Dummy regressor with dummy fit and predict methods.
"""
def fit(self, X, y):
pass
def predict(self, y):
predictions = np.ones(shape = len(y))
return predictions
Profiling fit¶
%%pyinstrument
forecaster = ForecasterRecursive(
regressor = DummyRegressor(),
lags = 24
)
forecaster.fit(y=data)
Almost all of the time spent by fit is required by the create_train_X_y method.
%%pyinstrument
forecaster = ForecasterRecursive(
regressor = HistGradientBoostingRegressor(max_iter=10, random_state=123),
lags = 24
)
forecaster.fit(y=data)
When training a forecaster with a real machine learning regressor, the time spent by create_train_X_y is negligible compared to the time needed by the fit method of the regressor.
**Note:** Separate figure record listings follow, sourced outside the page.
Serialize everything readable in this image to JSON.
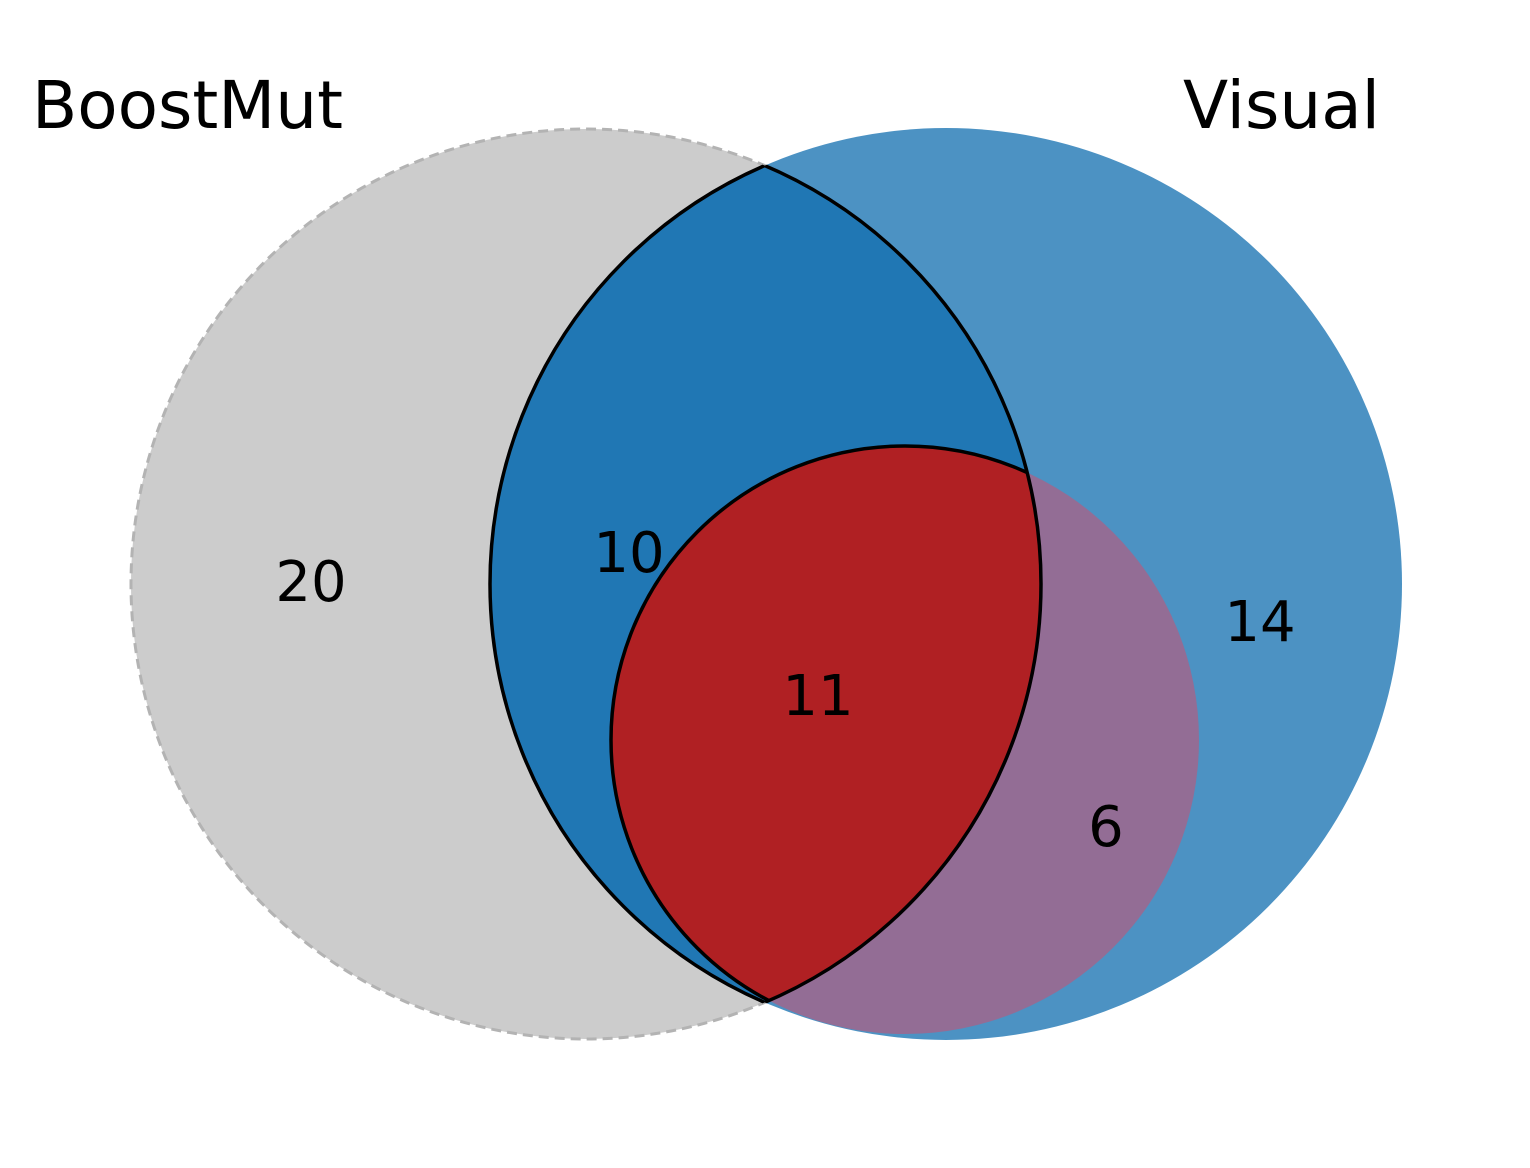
{
  "sets": [
    {
      "key": "boostmut",
      "label": "BoostMut",
      "color": "#cccccc"
    },
    {
      "key": "visual",
      "label": "Visual",
      "color": "#4c92c3"
    },
    {
      "key": "inner",
      "label": "",
      "color": "#936d95"
    }
  ],
  "regions": {
    "boostmut_only": {
      "count": "20",
      "color": "#cccccc"
    },
    "boostmut_visual": {
      "count": "10",
      "color": "#2077b4"
    },
    "all_three": {
      "count": "11",
      "color": "#b02023"
    },
    "visual_only": {
      "count": "14",
      "color": "#4c92c3"
    },
    "visual_inner": {
      "count": "6",
      "color": "#936d95"
    }
  }
}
Therefore, improving the speed of create_train_X_y will not have much impact.
Profiling create_train_X_y¶
Understand how the create_train_X_y method is influenced by the length of the series and the number of lags.
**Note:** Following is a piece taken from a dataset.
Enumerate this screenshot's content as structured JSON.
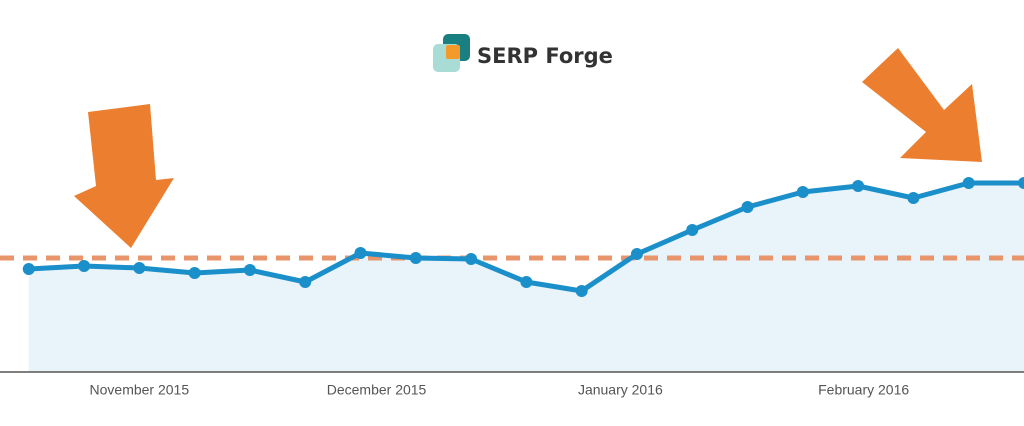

# Profiling `create_train_X_y` for different length of series and number of lags
# ======================================================================================
series_length = np.linspace(1000, 1000000, num=5, dtype=int)
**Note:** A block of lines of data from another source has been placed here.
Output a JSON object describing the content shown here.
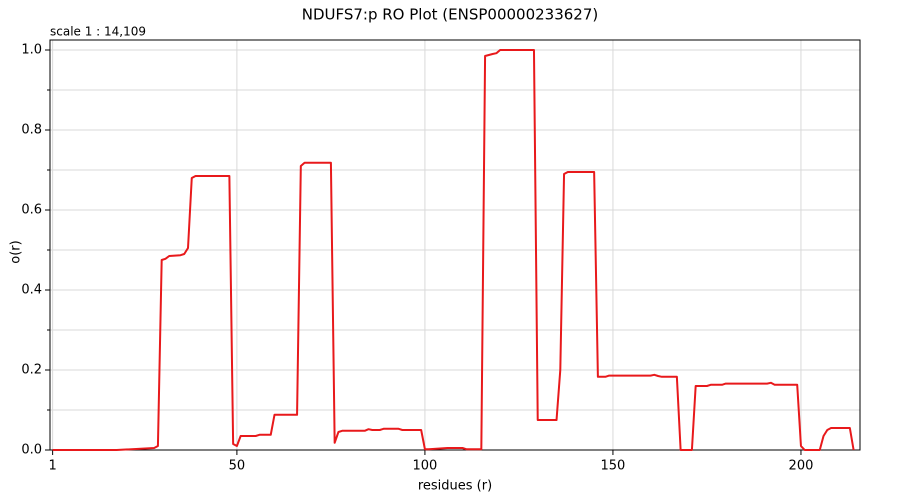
{
  "chart_data": {
    "type": "line",
    "title": "NDUFS7:p RO Plot (ENSP00000233627)",
    "subtitle": "scale 1 : 14,109",
    "x_label": "residues (r)",
    "y_label": "o(r)",
    "xlim": [
      0.3,
      215.7
    ],
    "ylim": [
      0,
      1.025
    ],
    "xticks": [
      1,
      50,
      100,
      150,
      200
    ],
    "yticks": [
      {
        "value": 0,
        "label": "0.0"
      },
      {
        "value": 0.2,
        "label": "0.2"
      },
      {
        "value": 0.4,
        "label": "0.4"
      },
      {
        "value": 0.6,
        "label": "0.6"
      },
      {
        "value": 0.8,
        "label": "0.8"
      },
      {
        "value": 1,
        "label": "1.0"
      }
    ],
    "yminorticks": [
      0.1,
      0.3,
      0.5,
      0.7,
      0.9
    ],
    "grid": true,
    "series": [
      {
        "color": "#e8191b",
        "x": [
          1,
          13,
          18,
          28,
          29,
          30,
          31,
          32,
          35,
          36,
          37,
          38,
          39,
          40,
          48,
          49,
          50,
          51,
          55,
          56,
          59,
          60,
          66,
          67,
          68,
          75,
          76,
          77,
          78,
          84,
          85,
          86,
          88,
          89,
          93,
          94,
          99,
          100,
          101,
          106,
          110,
          111,
          115,
          116,
          118,
          119,
          120,
          129,
          130,
          135,
          136,
          137,
          138,
          145,
          146,
          148,
          149,
          160,
          161,
          162,
          163,
          167,
          168,
          171,
          172,
          175,
          176,
          179,
          180,
          191,
          192,
          193,
          199,
          200,
          201,
          205,
          206,
          207,
          208,
          213,
          214
        ],
        "values": [
          0,
          0,
          0,
          0.005,
          0.01,
          0.475,
          0.478,
          0.485,
          0.487,
          0.49,
          0.505,
          0.68,
          0.685,
          0.685,
          0.685,
          0.015,
          0.01,
          0.035,
          0.035,
          0.038,
          0.038,
          0.088,
          0.088,
          0.71,
          0.718,
          0.718,
          0.018,
          0.045,
          0.048,
          0.048,
          0.052,
          0.05,
          0.05,
          0.053,
          0.053,
          0.05,
          0.05,
          0.002,
          0.002,
          0.005,
          0.005,
          0.002,
          0.002,
          0.985,
          0.99,
          0.992,
          1.0,
          1.0,
          0.075,
          0.075,
          0.2,
          0.69,
          0.695,
          0.695,
          0.183,
          0.183,
          0.186,
          0.186,
          0.188,
          0.185,
          0.183,
          0.183,
          0.0,
          0.0,
          0.16,
          0.16,
          0.163,
          0.163,
          0.166,
          0.166,
          0.168,
          0.163,
          0.163,
          0.01,
          0.0,
          0.0,
          0.035,
          0.05,
          0.055,
          0.055,
          0.0
        ]
      }
    ]
  }
}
n_lags = [5, 10, 50, 100, 200]
results = {}
for lags in n_lags:
execution_time = []
forecaster = ForecasterRecursive(
regressor = DummyRegressor(),
lags = lags
)
for n in series_length:
y = pd.Series(data = np.random.normal(size=n))
tic = time.perf_counter()
_ = forecaster.create_train_X_y(y=y)
toc = time.perf_counter()
execution_time.append(toc - tic)
results[lags] = execution_time
results = pd.DataFrame(
data = results,
index = series_length
)
results
| 5 | 10 | 50 | 100 | 200 | |
|---|---|---|---|---|---|
| 1000 | 0.000890 | 0.000957 | 0.001248 | 0.002070 | 0.003482 |
| 250750 | 0.006234 | 0.006186 | 0.033500 | 0.063247 | 0.123518 |
| 500500 | 0.011425 | 0.018634 | 0.064680 | 0.126329 | 0.250267 |
| 750250 | 0.016728 | 0.023954 | 0.102774 | 0.200989 | 0.402883 |
| 1000000 | 0.016318 | 0.027664 | 0.107433 | 0.211251 | 0.425320 |
fig, ax = plt.subplots(figsize=(7, 4))
results.plot(ax=ax, marker='.')
ax.set_xlabel('length of series')
ax.set_ylabel('time (seconds)')
ax.set_title('Profiling create_train_X_y()')
ax.legend(title='number of lags');
Profiling predict¶
forecaster = ForecasterRecursive(
regressor = DummyRegressor(),
lags = 24
)
forecaster.fit(y=data)
%%pyinstrument
_ = forecaster.predict(steps=1000)
forecaster = ForecasterRecursive(
regressor = HistGradientBoostingRegressor(max_iter=10, random_state=123),
lags = 24
)
forecaster.fit(y=data)
%%pyinstrument
_ = forecaster.predict(steps=1000)
Inside the predict method, the append action is the most expensive but, similar to what happen with fit, it is negligible compared to the time need by the predict method of the regressor.